News Release

Research shows direct link between state income taxes and migration

A new study looks at 110 years of income tax history across the U.S. and notes out-migration by wealthy Americans

Peer-Reviewed Publication

University of California - Riverside

After the introduction of the income tax in the United States, there has been a migration of higher income earners toward states with lower or no income tax, a new study reveals.

This first-ever systematic analysis of 110 years of state income tax implementation throughout the United States also highlights the consequences of taxpayers fleeing to low or no-tax states. Published in the American Economic Journal: Economic Policy, the study is titled “The Introduction of the Income Tax, Fiscal Capacity, and Migration: Evidence from U.S. States” and was coauthored by Ugo Antonio Troiano, economist and associate professor at the University of California, Riverside. The analysis looks at pre-World War II and post-World War II personal income tax impacts.

The state-level tax policies from 1900 to 2010 examined in the paper reveal that income tax adopting states increased revenue per capita by 12% to 17%, but that increase does not correspond to an increase in total revenues for the government in monetary terms. This is because the introduction of income tax in the post-World War II era led to out-migration by wealthy Americans. 

“Personal income tax means a tax upon labor income, first introduced for the purpose of redistribution of wealth,” said Troiano, whose expertise includes politics and economics. “The idea was to provide services to poorer parts of the population and reduce inequality between low-income and high-income residents.” 

According to study results, implementing higher taxes was not well accepted by many wealthy Americans — their higher income allows them to be more mobile, and therefore able to seek new residency in states with lower personal income tax or no tax. 

Historically, mobility in the U.S. has been higher compared to European countries, mainly because people here speak the same language, making it easier to settle in a new city, Troiano said. The analysis also showed that out-migration began to slow down in the 1980s. 

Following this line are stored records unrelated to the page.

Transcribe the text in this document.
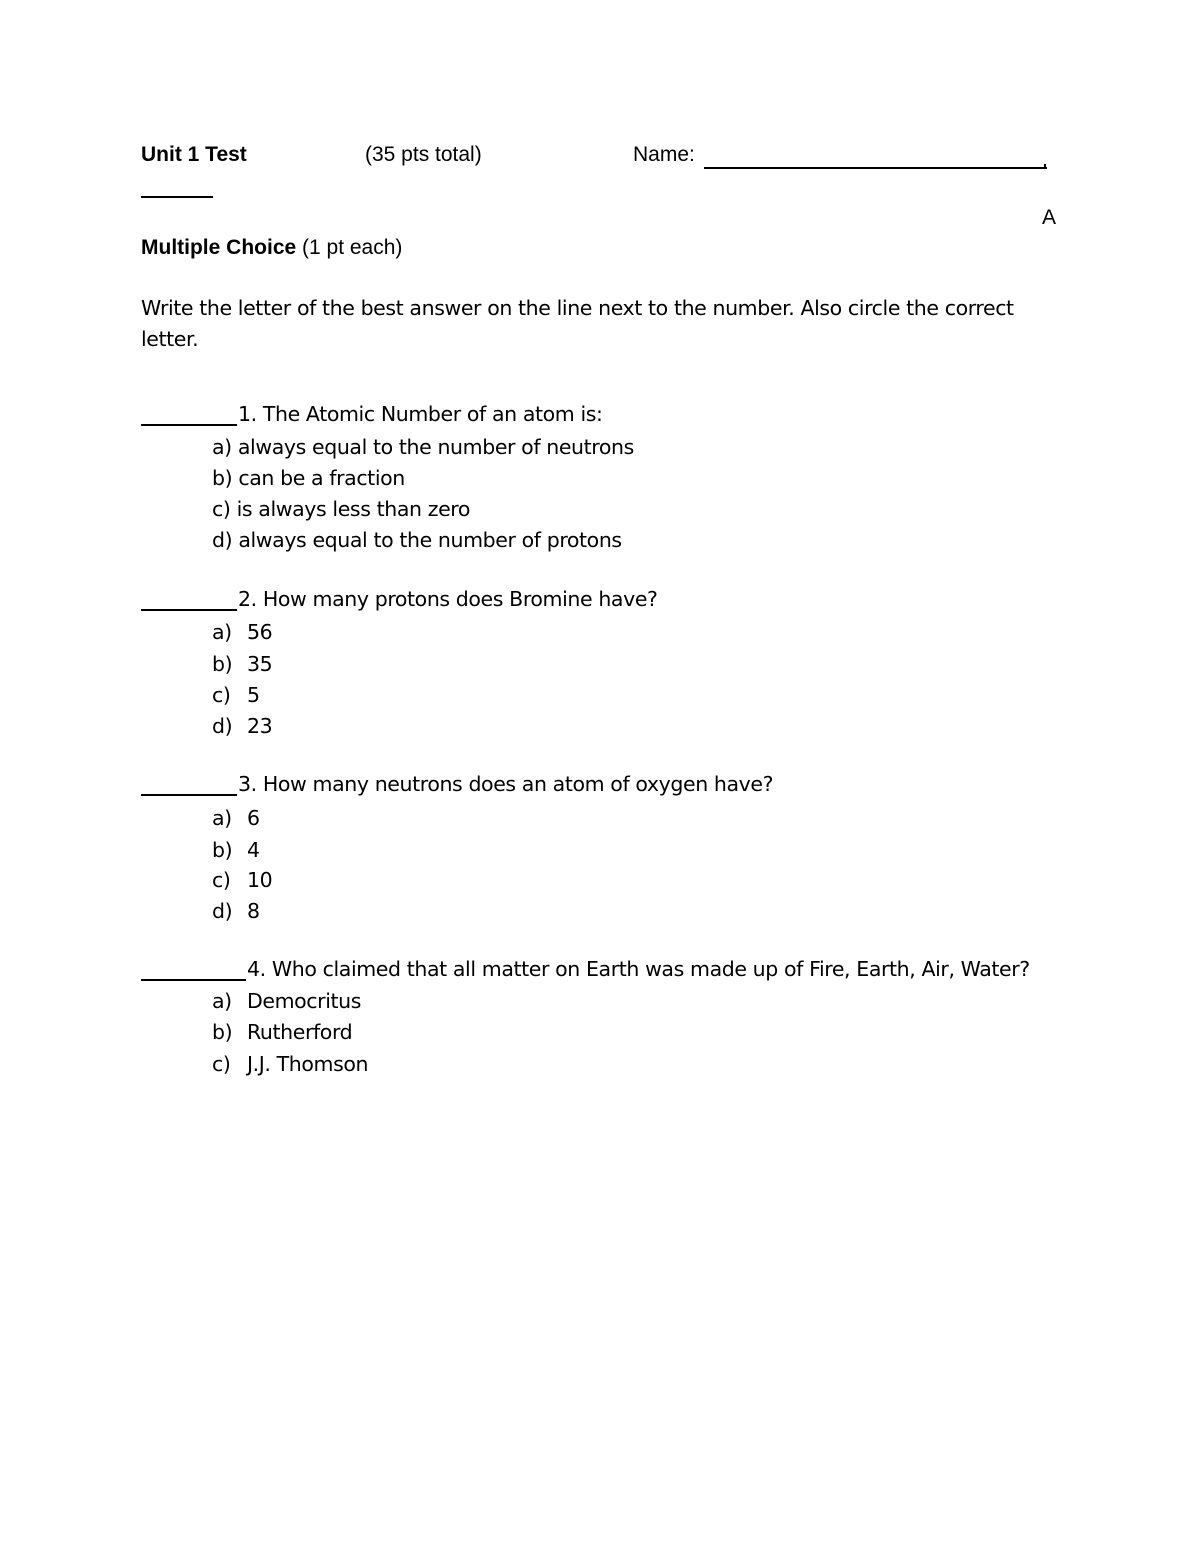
Unit 1 Test	(35 pts total)	Name:
A
Multiple Choice (1 pt each)
Write the letter of the best answer on the line next to the number. Also circle the correct
letter.
1. The Atomic Number of an atom is:
a) always equal to the number of neutrons
b) can be a fraction
c) is always less than zero
d) always equal to the number of protons
2. How many protons does Bromine have?
a) 56
b) 35
c) 5
d) 23
3. How many neutrons does an atom of oxygen have?
a) 6
b) 4
c) 10
d) 8
4. Who claimed that all matter on Earth was made up of Fire, Earth, Air, Water?
a) Democritus
b) Rutherford
c) J.J. Thomson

Income taxes are important for states because they allow governments to increase revenue per capita, but pre-World War II, these tax policies came with waves of legal court challenges. Pennsylvania, for example, attempted to amend the state constitution eight times. Other states such as Indiana and Washington also tried, but all failed. To date, six states: Texas, Florida, Nevada, Washington State, Wyoming, and South Dakota, have never introduced permanent individual income tax.

California introduced the personal income tax in 1935, it was one of 18 states that implemented the tax between 1930 and 1940. 

“In New Mexico, the legislature repealed its first income tax law in 1920. In Iowa, the state assembly passed an income tax bill in 1932 that was subsequently defeated in the state senate. In Colorado, the governor vetoed an income tax bill passed by the legislature in 1935. With the exception of Washington, however, all of these states would eventually introduce an income tax,” the authors state in the paper. 

Through analyzing U.S. Census datasets, Troiano and his colleagues, Traviss Cassidy, assistant professor of economics at the University of Alabama, and Mark Dincecco, associate professor at the University of Michigan, found that wealthier Americans tended to move out of state when income taxes were too high, but remained when income tax increases were minimal.  

Troiano said that when states consider how to reduce income inequality, they should also be mindful of mobility responses.  

“Raising taxes too much might backfire, as the state might lose too many relatively wealthy contributors,” Troiano said.